ROMA – Scene da far west burocratico si sono svolte dietro le quinte del Jobs Act, nel tragitto fra il Ministero del Lavoro e Palazzo Chigi. Solo la bravura politica e la guardia sempre alta di Matteo Renzi e dei suoi pretoriani ha evitato che la riforma, come concepita da Renzi e attesa fuori Italia come prova della effettiva volontà e capacità di cambiamento, venisse svuotata. Avrebbero vinto Susanna Camusso e la sinistra estrema, ma avrebbero perso i giovani fuori del recinto magico del sindacato e l’Italia nel suo insieme.

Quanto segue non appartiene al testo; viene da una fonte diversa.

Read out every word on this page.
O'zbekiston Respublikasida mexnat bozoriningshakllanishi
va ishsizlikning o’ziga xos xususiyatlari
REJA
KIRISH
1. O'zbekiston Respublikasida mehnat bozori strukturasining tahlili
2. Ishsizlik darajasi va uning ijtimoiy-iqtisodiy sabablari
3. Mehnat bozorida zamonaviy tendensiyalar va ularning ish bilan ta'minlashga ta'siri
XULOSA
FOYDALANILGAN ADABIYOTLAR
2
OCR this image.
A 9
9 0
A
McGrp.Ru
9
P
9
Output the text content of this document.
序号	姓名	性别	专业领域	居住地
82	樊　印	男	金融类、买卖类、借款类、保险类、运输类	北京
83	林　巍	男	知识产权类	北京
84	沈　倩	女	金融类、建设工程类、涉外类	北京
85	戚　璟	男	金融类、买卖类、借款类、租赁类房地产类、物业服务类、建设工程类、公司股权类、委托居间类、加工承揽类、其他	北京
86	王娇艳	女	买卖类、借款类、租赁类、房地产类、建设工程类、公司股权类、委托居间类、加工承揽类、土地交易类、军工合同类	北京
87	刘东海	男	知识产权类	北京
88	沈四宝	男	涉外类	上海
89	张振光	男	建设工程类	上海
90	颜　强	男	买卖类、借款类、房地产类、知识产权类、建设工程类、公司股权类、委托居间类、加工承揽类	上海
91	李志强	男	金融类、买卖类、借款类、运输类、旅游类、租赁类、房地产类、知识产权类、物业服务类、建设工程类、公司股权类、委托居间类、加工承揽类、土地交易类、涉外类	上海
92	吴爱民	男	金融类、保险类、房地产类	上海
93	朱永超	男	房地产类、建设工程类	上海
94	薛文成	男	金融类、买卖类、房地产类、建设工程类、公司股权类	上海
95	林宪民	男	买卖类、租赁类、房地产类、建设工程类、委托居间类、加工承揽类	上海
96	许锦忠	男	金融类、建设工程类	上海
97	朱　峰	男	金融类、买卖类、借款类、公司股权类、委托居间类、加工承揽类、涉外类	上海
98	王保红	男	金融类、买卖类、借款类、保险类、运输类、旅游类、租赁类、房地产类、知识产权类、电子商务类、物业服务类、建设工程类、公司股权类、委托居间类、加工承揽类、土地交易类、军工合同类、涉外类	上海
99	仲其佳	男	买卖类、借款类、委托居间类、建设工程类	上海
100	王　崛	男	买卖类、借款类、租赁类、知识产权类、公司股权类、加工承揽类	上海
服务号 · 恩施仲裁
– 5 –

Il racconto di Pietro Ichino, senatore di Scelta Civica e giuslavorista, esperto di diritto del lavoro, dà i brividi. Ichino entra in polemica con mezzo Governo Renzi, attaccando, sul suo blog e in una intervista con Lorenzo Salvia del Corriere della Sera, la sinistra Pd, gli anonimi sabotatori del Jobs Act annidati nel Ministero del Lavoro, lo stesso ministro del Lavoro Giuliano Poletti e la ministra per la Pubblica amministrazione Marianna Madia. La nuova legge è stata approvata dal Consiglio dei Ministri la vigilia di Natale
Tre sono i punti chiave dell’intervista:
1. l’applicabilità agli statali delle nuove norme sul lavoro e quindi sui licenziamenti;
2. il sabotaggio alla riforma delle leggi sul lavoro messo in atto nelle stanze e nei corridoi del Ministero.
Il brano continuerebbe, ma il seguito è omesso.